Directed by David Spaltro
Written by Tawny Sorensen
Starring Nabil Vinas and Tawny Sorensen
Short Film Review by Chris Olson
What begins as an enjoyable comedy develops into an affecting drama in this short film written by and starring Tawny Sorensen. Directed by David Spaltro, The Cat's Cradle examines a relationship on the cusp of a huge shift in their dynamic...but perhaps not the sort they were expecting.
Jim (Nabil Vinas) and wife Amy (Tawny Sorensen) are at that stage in their relationship where procreating has become the focal topic. The former is gung-ho in his preparation for being a dad: watching baby documentaries, reading up on tips for how to get pregnant, and giving Amy plenty of advice on how she could be using her body more effectively. Amy, on the other hand, seems flustered by the sacrifices she has to make, as well as frustrated at the lack of spark in the romantics. What transpires as we learn more about this couple and how they got to this point seems brimming with trouble.
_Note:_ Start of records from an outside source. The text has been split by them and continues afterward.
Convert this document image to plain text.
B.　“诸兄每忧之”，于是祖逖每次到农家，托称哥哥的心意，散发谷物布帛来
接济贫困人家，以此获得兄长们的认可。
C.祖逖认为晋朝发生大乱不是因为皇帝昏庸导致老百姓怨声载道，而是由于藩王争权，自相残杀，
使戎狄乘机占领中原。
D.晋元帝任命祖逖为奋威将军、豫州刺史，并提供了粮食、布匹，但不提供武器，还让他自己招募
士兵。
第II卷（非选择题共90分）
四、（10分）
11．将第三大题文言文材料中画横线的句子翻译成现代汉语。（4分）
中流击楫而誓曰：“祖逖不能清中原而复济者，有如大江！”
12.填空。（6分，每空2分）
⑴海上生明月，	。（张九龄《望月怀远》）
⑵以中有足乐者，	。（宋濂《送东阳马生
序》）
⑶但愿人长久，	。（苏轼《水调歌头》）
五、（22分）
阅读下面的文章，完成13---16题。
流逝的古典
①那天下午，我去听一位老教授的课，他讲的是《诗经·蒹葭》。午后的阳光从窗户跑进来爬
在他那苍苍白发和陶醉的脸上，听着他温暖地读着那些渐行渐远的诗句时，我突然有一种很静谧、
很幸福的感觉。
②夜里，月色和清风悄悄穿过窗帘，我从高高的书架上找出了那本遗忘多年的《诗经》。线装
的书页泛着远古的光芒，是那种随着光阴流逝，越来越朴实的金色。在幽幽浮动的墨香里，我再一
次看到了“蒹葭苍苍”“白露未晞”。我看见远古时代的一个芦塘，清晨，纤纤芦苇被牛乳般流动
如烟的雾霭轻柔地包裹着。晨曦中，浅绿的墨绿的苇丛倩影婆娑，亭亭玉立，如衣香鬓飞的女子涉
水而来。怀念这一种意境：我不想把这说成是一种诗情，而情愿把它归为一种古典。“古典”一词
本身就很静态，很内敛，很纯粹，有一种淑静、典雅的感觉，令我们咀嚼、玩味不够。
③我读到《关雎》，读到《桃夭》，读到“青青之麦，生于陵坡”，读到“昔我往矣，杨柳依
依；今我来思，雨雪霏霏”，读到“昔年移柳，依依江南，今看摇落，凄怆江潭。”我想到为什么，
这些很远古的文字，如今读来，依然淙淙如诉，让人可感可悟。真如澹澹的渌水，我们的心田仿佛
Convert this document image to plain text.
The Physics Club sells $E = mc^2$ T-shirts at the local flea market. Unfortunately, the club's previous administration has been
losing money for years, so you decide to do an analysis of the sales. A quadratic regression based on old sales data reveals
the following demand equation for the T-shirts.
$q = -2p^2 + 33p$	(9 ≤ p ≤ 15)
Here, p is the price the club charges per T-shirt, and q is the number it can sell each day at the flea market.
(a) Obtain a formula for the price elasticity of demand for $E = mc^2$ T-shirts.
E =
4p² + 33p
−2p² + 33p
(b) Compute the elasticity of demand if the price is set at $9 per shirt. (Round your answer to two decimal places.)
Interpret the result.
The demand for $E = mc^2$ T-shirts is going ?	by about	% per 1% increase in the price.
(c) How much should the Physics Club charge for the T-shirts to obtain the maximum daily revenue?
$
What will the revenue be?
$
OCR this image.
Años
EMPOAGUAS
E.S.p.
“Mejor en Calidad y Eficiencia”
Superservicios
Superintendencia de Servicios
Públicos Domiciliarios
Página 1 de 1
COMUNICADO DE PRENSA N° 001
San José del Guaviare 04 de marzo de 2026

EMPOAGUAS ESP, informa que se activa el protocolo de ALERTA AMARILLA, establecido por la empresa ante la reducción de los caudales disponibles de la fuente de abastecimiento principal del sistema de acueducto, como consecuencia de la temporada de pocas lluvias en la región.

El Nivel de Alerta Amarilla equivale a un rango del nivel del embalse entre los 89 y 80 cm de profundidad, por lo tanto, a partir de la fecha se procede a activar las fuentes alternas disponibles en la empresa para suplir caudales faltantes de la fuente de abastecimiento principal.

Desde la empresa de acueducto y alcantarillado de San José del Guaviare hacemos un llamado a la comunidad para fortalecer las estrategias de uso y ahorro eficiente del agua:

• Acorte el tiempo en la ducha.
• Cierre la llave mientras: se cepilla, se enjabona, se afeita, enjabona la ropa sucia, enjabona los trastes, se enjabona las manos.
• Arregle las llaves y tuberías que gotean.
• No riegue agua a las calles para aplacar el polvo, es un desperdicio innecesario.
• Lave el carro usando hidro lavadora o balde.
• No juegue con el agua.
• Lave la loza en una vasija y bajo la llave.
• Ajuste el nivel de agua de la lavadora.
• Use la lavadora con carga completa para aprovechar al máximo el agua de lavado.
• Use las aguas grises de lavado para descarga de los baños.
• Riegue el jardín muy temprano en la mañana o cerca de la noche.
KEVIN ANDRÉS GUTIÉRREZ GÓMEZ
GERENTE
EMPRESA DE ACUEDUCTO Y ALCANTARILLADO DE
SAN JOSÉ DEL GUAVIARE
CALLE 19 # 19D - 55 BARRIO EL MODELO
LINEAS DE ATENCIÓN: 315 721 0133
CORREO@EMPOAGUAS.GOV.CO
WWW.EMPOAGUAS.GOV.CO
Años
It can often be a struggle to rack up enough chemistry in an on screen relationship during a short film for the audience to be convinced, let alone immersed. In The Cat's Cradle, not only is the writing authentic and believable, the two central performances are exceptional, creating a totally relatable and engaging dynamic for the viewer to be sucked into, whilst the heavy themes swarm around them unbeknownst. This was essential in order to strike the complex balance of comedy and drama which emerges marvellously.
Vinas is great as the super excited dad-in-the-making, offering up some wonderful moments of tenderness and comedy, as well as coping brilliantly with the tonal shift in the latter sections of the short film. Sorensen is captivating as the not-so-enthusiastic mother-in-waiting (or baby making machine), serving up a delightful range of emotions and acting prowess to complement the story and its subject matter. Together, these two performers offer a remarkable insight into the delicate intricacies of a modern relationship, and all the hidden depths.
The intimacy with which Spaltro directs (and edits) The Cat's Cradle is also really special. He utilises a lot of close ups and mid-range shots to keep the viewer fixed. It would have been easy to take the peddle off the gas and rely on some more comedy or extraneous sequences in order to dilute the tension slightly for the viewer. Instead, the movie remains on a steady incline of increasing and palpable tension throughout. The result is rather magnificent.